Sometime during the halfway point of my third run down F.I.S. at Sugarbush yesterday, I recalled that due to the injury and other variables, Saturday was my first day of the season pumping out big bumps on a steep slope. Also at about the same time, I realized I needed to save some leg for Tuckerman Ravine the next day. But I am never one to save up potential energy for potential good skiing when I already AM experiencing good skiing. So three more F.I.S. runs later…
I got the days backwards this weekend. I figured Sunday would be warmer and the Ravine would experience less freezing over night so I thought it would be the better day for the Ravine despite tiring my legs out on Saturday at da’ Bush. Turns out it was too hot on Sunday so I should have reversed days. Not that the skiing in the Ravine was not fantastic, but hot days are not fun for lugging forty pounds of skiing equipment a few miles.
The parking lot was slammed more than the previous week’s Inferno Race, likely due to perfect weather this weekend and less than acceptable snow conditions the previous weekend. I tossed the skins in my bag based on a report indicating traction on the upper third of the TRT would have been helpful. Glad I did, as my fair weather hiking sneakers did not like hiking up the snow. I switched over to skins about 100 verts above the second bridge and only needed to take off the skis once until reaching HoJo’s, woo hoo! Better traction and less weight for around a quarter of the hike to HoJo’s is cool by me. Next weekend I would not have bothered.
After much debate regarding skiing plans for the final weekend of April, I decided on taking advantage of Sugarbush’s $10.00 lift ticket Saturday afternoon. Due to an over night freeze, I decided Tuckerman Ravine could wait until Sunday and one final day of lift serviced skiing for the season would be preferable to hiking for turns at Jay Peak. My decision was sound and resulted in a fantastic afternoon of skiing under a bright warm sun and Blue Bird skies.

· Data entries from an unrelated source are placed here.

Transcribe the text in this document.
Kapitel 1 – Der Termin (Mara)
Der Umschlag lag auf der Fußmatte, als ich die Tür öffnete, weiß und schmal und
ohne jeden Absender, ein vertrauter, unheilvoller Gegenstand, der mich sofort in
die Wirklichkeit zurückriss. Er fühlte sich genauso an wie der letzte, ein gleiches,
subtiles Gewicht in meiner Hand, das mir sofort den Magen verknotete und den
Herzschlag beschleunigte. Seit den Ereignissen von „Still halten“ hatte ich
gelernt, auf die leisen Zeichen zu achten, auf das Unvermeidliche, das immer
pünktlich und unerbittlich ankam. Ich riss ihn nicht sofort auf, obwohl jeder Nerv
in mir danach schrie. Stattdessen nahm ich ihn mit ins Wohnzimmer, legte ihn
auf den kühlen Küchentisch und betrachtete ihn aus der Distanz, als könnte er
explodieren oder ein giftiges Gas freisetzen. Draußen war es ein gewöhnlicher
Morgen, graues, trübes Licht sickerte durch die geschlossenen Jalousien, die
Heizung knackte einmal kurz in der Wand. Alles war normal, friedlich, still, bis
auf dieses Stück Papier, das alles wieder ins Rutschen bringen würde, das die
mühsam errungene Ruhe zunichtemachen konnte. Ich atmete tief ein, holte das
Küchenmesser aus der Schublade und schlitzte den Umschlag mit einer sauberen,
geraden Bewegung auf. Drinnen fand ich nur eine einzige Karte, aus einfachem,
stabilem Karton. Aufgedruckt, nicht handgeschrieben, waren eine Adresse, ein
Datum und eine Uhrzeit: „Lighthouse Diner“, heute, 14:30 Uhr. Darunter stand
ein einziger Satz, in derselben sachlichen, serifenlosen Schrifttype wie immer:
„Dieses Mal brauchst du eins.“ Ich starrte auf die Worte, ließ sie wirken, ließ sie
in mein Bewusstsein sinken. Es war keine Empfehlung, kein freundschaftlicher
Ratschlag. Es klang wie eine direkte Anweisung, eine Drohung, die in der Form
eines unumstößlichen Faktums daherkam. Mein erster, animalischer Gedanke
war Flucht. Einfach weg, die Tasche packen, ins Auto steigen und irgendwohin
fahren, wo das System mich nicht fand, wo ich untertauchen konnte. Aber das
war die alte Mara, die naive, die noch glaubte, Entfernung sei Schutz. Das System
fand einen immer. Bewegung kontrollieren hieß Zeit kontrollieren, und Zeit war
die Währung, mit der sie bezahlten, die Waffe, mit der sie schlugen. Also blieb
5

Due to the overnight freeze, I slept in and took my time getting ready. Temperatures were still a bit brisk when I packed up the car around 8 A.M., but forecasts called for temperatures to soar into the fifties during the afternoon hours so I worried not. I made a quick detour and stopped by work to pick up my camera before making the drive down Route 2 and Route 100B to Sugarbush.
One would think people would come out in droves for $10.00 skiing on a perfect Blue Bird afternoon. But pulling into the parking lot at Mount Ellen, one would be sorely mistaken in believing many people thought skiing in April is a worth while endeavor. Their lose is my ski on lift.